プロローグ
空は少し薄暗くなりつつ、子供たちの遊ぶ声が鳴り止まない。
だが比較的明るい外とは違い、明るくても暗い空気の場所があった。 そこは、光琳中学二年C組の教室。
学活の終わったあとの教室は、どこか寂しくも見える。教室には、机を挟んで二人の人影があった。

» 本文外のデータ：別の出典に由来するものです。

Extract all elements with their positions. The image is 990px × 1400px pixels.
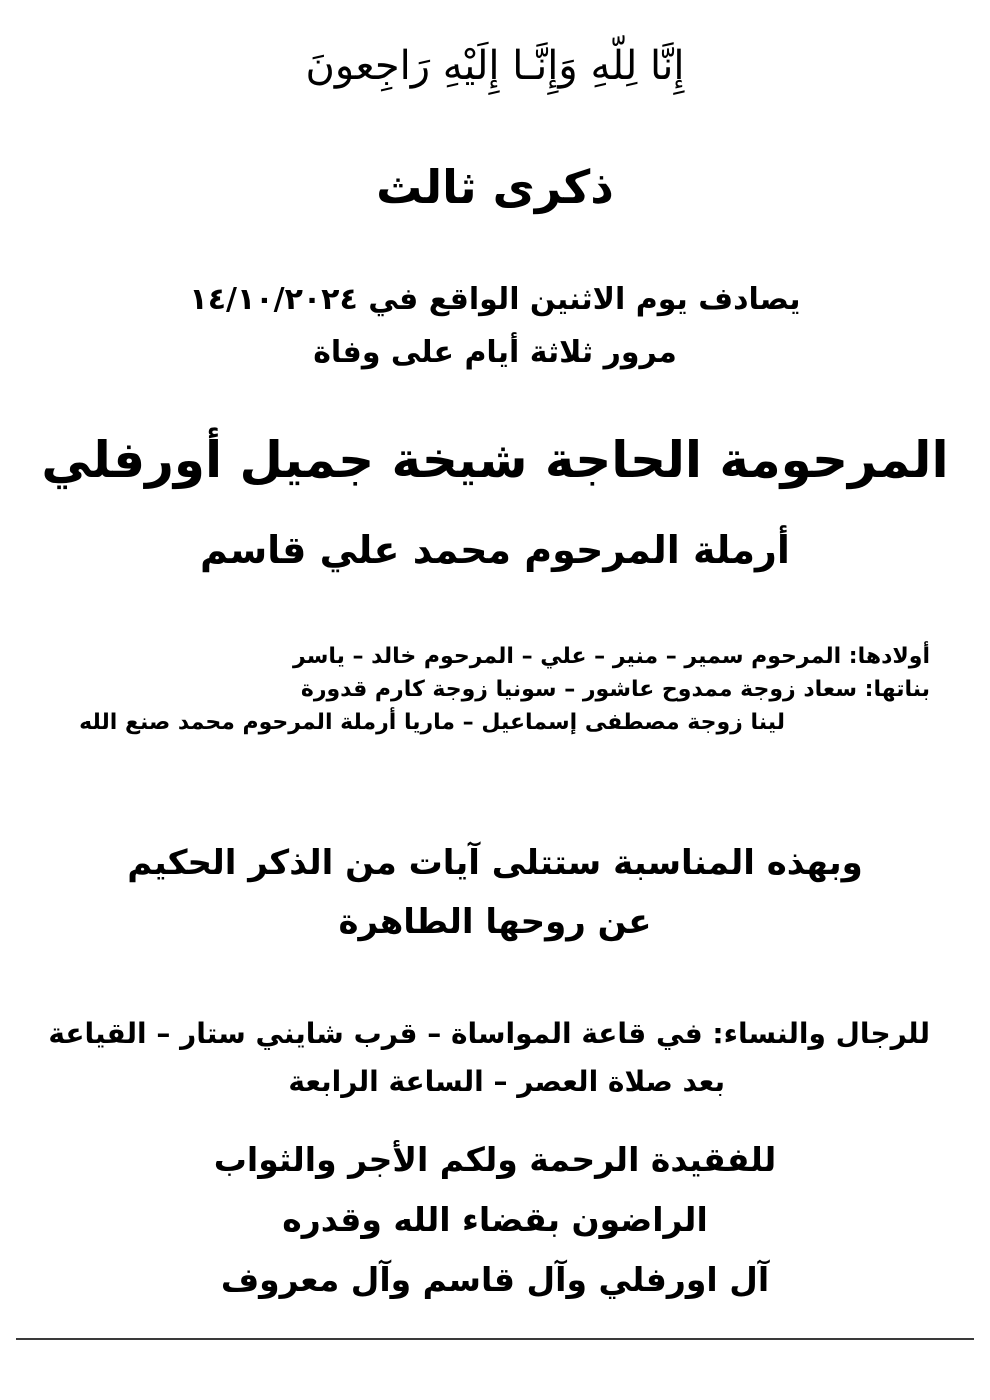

椅子に座っているのは、ここの教室の担任の先生。そしてその担任の前には、ここのクラスの生徒、里真 宮羅が立っていた。
「里真。何だこの作文は」
怒鳴ってるわけでもないが、人が教室にいない所為もあって、普通よりも響く担任の声。そして突きつけられる作文用紙。宮羅はそれに動じず知らないような口ぶりで言った。
「…何がですか?」
少し間をあけて答える。その答えは逆に質問していた。
「お前が国語の時間に書いた『自分の目指すもの』という題の作文だ」
宮羅の返し方に少しイラついたようだが、かまわず話す。
「やっぱりそれか…」
わかっていただけにその発言は担任の怒りを刺激した。
「わかっていたなら初めからこんな文を書くな!」
作文を教壇に叩きつける音、そしてただでさえ声の響く教室に、ものすごい怒鳴り声が耳に響いた。
「この作文の何が悪いんですか?」
教壇に叩きつけられた作文を指差し、別に悪びれる様子もなく答える。
「悪いも何も、根本的なものが可笑しいのにまだ気付かないのか?」
少し落ち着きをとりもどしたようだが、まだ少し息は乱れてる。
「俺にはわかりません」
そう一言落ち着いた声で言うと、立ってるのが疲れたのか、自分の後ろの机に座った。
「そうか、なら教えてやろう。お前は目指すものとして魔法使いと書いた。先生はこれを見て、一体何処の幼稚園の作文を写してきた?と言いたくなったよ。何故だかわかるか?」
担任は宮羅が机に座ったことに関しては何も言わなかった。というより気付かなかった。
担任の目は必死に怒りを抑えていて、いつ大爆発を起こしても可笑しくないような状態であったため、宮羅の行為に気付かなかったのだ。
「わかりません」
答えはさっきよりもきっぱりとしていた。だがその答えが担任の逆鱗に触れた。
「ふざけるのも対外にしろ!お前たちは今年で2年生になったんだ。少しは自覚したらどうなんだ!大体何が魔法使いだ!こんなものこの世には存在しない!全て空想のものだ!」
あまりにも大きな怒鳴り声で、職員室まで届くのではないかと思われた。
「ふざけてなんかいない。空想でもない。俺は魔法使いに会ったことがあるんだ!」
負けじと宮羅も怒鳴る。その言葉は担任から見て予想外だったと思われ、少しの間沈黙が訪れた。そして今宮羅が言った言葉を頭で整理すると、ゆっくりと担任の口が開き、一言呟くかのように言った。
「嘘をつくな」
この言葉は宮羅の心を貫いた。宮羅は今までも同じような反応をされていた。それでも誰か信じてくれるだろうと、言うのをやめなかった。だが今の言葉で宮羅の心は砕け散った。そして無言のまま、側に置いてあった鞄を取り教室から走り去っていった。その顔には、悔しさともいえぬ表情がうかがえた。
この世に魔法使いというものは存在しない。存在しないはずの魔法使いにより、宮羅達の住む世界は崩壊寸前にまで至る事となる。そして今の話は、ほんの序章にしかすぎない。宮羅自身、そして誰もが、この幕開けに気付くことなく、時がたつのをただ待っているだけだった…
これは中学1年生の頃、生まれて初めて書いたまともな小説です。
あまり手を加えてないので、結構酷い文ですが、ご容赦ください。